Fourfoldplots with a dark color and a shift in the circle radius in the lower-right quadrant are suspicious. This indicates a higher proportion between the ill than the non-ill groups for this food.

Suspicious foods are: jello, brown bread, cakes, and fruit salad. The most highly suspicious food is vanilla ice cream.

But are these suspicious foods statistically meaningful? Chi-squared test will tell us.

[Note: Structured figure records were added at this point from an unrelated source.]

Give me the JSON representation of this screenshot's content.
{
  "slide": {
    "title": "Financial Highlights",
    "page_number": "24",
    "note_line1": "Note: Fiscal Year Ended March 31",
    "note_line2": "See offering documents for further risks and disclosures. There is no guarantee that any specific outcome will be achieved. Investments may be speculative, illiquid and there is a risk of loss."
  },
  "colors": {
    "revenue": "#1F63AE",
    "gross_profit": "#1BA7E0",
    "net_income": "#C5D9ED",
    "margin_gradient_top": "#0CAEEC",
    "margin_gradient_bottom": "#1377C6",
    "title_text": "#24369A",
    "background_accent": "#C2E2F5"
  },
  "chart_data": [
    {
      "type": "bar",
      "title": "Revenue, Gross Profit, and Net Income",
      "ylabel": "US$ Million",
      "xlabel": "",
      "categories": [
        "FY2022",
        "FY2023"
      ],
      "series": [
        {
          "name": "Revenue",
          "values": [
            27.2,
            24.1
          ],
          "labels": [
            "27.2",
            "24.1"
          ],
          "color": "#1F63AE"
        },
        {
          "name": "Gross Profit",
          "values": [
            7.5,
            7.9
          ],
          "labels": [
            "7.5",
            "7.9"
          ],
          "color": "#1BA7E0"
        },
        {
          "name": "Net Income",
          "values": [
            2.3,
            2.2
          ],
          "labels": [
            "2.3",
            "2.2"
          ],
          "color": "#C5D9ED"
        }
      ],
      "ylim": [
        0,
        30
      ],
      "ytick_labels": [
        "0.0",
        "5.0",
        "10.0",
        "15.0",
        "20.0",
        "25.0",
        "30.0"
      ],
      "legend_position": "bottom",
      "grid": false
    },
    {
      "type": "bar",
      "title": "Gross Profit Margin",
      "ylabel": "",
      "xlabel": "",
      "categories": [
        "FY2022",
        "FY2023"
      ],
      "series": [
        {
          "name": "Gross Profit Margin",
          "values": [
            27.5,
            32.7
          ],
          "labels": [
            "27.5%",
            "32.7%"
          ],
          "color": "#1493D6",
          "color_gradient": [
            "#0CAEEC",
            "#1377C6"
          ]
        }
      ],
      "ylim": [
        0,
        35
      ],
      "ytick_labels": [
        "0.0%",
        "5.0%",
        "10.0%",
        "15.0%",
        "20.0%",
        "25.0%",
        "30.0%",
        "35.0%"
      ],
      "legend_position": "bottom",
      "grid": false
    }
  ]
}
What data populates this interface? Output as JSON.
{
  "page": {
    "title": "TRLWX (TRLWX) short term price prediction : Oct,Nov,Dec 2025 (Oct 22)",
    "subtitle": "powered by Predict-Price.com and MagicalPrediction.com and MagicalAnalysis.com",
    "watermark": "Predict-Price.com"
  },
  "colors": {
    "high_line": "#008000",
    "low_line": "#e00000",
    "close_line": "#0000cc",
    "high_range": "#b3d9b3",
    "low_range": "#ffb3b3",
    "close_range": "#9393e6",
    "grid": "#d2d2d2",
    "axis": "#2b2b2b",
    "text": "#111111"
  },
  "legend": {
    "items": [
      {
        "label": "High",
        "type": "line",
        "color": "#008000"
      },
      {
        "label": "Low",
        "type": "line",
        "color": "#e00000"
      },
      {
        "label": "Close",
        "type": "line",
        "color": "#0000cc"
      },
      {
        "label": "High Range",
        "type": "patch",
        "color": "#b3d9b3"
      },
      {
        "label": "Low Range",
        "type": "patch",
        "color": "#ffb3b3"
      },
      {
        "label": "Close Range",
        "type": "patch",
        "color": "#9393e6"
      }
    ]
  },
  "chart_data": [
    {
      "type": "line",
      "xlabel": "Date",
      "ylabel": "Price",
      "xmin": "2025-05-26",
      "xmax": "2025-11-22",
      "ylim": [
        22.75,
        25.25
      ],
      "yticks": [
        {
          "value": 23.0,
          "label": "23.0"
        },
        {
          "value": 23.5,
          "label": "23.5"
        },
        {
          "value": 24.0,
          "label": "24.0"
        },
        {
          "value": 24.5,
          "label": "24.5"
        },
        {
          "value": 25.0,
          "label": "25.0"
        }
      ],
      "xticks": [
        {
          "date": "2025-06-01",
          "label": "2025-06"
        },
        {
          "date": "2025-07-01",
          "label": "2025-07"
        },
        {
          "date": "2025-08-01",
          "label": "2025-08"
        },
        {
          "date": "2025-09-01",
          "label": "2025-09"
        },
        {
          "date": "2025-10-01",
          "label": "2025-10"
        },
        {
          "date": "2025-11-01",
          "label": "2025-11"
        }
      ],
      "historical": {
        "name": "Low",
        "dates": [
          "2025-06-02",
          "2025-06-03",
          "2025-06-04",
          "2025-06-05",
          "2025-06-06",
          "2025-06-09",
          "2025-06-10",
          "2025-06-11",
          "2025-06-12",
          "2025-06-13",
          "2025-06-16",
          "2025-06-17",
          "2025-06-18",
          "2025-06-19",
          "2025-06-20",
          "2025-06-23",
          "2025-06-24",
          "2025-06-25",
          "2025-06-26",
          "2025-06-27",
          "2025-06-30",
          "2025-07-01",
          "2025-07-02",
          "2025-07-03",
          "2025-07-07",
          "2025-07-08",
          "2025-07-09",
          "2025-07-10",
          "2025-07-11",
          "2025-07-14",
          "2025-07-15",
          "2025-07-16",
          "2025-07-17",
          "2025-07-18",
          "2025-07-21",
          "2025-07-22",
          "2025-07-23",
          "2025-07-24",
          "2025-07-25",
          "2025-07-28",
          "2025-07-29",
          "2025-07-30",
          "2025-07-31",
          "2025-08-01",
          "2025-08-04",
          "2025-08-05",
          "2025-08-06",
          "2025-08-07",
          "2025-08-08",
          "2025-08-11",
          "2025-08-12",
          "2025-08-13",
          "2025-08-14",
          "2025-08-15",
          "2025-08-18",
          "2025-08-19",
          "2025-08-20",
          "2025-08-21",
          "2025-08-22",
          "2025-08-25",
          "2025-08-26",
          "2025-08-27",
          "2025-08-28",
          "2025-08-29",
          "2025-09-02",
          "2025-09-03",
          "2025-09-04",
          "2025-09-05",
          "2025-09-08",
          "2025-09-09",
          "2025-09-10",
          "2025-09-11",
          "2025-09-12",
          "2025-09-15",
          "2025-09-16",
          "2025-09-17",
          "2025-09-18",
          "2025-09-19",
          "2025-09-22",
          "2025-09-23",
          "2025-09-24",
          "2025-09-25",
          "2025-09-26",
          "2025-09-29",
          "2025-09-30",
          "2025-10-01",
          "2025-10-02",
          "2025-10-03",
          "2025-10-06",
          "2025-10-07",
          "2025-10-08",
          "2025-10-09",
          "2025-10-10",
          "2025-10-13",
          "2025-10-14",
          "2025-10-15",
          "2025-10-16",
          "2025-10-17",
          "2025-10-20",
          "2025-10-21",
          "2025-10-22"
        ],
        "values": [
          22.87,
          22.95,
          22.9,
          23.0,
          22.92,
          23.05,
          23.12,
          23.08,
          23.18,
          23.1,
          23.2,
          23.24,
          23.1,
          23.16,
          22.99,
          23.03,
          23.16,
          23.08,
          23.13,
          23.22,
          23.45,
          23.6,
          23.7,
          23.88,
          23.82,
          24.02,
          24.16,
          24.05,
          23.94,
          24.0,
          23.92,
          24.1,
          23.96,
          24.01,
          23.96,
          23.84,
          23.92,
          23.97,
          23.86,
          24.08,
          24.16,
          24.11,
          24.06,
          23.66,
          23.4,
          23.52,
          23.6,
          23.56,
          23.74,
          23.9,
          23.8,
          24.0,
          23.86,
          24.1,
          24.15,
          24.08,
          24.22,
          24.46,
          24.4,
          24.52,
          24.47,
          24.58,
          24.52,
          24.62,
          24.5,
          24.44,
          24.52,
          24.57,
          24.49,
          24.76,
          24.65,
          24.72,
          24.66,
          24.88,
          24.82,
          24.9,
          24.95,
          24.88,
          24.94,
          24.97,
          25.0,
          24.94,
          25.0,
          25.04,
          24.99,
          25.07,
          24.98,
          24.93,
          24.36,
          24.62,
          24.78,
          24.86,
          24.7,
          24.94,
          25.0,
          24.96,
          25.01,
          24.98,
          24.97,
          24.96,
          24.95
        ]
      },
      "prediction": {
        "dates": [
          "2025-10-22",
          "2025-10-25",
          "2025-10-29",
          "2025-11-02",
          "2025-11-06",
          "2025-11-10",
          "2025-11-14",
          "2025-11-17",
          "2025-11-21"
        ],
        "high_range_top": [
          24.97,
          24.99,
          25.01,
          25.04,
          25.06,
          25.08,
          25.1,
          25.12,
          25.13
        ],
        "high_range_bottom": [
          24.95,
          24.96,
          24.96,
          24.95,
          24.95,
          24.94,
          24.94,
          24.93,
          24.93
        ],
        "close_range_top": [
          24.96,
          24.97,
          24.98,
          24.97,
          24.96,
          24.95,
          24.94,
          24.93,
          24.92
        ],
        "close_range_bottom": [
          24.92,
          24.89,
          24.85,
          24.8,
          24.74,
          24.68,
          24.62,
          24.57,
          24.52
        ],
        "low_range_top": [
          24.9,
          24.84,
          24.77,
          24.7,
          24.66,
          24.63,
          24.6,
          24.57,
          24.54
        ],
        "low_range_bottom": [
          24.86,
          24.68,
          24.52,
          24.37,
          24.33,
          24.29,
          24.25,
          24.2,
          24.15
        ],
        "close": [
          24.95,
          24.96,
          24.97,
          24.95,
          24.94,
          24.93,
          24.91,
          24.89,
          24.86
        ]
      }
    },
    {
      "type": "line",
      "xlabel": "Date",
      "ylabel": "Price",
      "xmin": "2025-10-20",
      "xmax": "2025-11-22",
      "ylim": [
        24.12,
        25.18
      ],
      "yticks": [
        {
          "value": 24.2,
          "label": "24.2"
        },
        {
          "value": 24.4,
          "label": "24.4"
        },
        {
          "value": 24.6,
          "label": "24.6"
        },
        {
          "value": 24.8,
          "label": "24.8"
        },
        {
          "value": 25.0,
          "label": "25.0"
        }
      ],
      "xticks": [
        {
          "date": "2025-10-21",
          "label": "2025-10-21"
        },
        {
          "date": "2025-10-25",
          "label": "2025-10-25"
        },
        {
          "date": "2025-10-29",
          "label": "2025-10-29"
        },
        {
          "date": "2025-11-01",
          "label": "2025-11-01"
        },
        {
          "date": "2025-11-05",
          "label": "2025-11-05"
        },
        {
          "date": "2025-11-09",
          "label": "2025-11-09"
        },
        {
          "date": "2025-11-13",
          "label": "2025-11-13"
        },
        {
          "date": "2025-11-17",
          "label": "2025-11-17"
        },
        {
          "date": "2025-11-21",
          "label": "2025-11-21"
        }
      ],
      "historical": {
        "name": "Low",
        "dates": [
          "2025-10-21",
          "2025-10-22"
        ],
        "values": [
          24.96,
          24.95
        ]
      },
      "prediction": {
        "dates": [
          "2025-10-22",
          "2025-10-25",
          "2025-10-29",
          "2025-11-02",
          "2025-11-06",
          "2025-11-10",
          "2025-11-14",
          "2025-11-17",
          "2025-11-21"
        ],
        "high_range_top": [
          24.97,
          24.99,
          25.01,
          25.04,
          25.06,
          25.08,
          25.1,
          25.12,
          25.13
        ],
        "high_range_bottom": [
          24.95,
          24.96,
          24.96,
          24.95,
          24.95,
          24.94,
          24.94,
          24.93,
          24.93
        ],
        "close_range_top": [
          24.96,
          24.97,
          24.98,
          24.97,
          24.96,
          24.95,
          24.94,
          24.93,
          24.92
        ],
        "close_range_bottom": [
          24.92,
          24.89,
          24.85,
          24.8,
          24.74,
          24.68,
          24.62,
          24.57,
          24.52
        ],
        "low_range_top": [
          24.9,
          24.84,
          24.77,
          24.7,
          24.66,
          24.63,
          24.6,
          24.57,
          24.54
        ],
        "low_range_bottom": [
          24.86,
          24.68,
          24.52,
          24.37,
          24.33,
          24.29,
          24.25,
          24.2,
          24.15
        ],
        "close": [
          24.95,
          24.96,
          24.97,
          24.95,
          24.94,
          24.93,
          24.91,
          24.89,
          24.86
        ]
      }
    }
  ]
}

Starting with the merely suss foods:

chisq.test(lunchData$ill, lunchData$fruit.salad)
## 
##  Pearson's Chi-squared test with Yates' continuity correction
## 
## data:  lunchData$ill and lunchData$fruit.salad
## X-squared = 1.2052e-32, df = 1, p-value = 1
chisq.test(lunchData$ill, lunchData$cakes)
## 
##  Pearson's Chi-squared test with Yates' continuity correction
## 
## data:  lunchData$ill and lunchData$cakes
## X-squared = 0.8737, df = 1, p-value = 0.3499
chisq.test(lunchData$ill, lunchData$brown.bread)
## 
##  Pearson's Chi-squared test with Yates' continuity correction
## 
## data:  lunchData$ill and lunchData$brown.bread
## X-squared = 0.21561, df = 1, p-value = 0.6424
chisq.test(lunchData$ill, lunchData$jello)
## 
##  Pearson's Chi-squared test with Yates' continuity correction
## 
## data:  lunchData$ill and lunchData$jello
## X-squared = 0.51334, df = 1, p-value = 0.4737

So far, no food has a p-value that is significant (p-value < 0.05), these results indicates that there is no significant differences between the ill and not ill groups when it came to eating these food items.

Let’s look at the highly suspicious vanilla ice cream:

chisq.test(lunchData$ill, lunchData$vanilla.ice.cream)
## 
##  Pearson's Chi-squared test with Yates' continuity correction
## 
## data:  lunchData$ill and lunchData$vanilla.ice.cream
## X-squared = 24.537, df = 1, p-value = 7.29e-07

The p-value for vanilla ice cream is very small (p-value of 0.000007), which is much, much less than 0.05. This indicates that there is a significant difference between the ill and non-ill groups for this food.

Looks like the vanilla ice cream is what made people sick!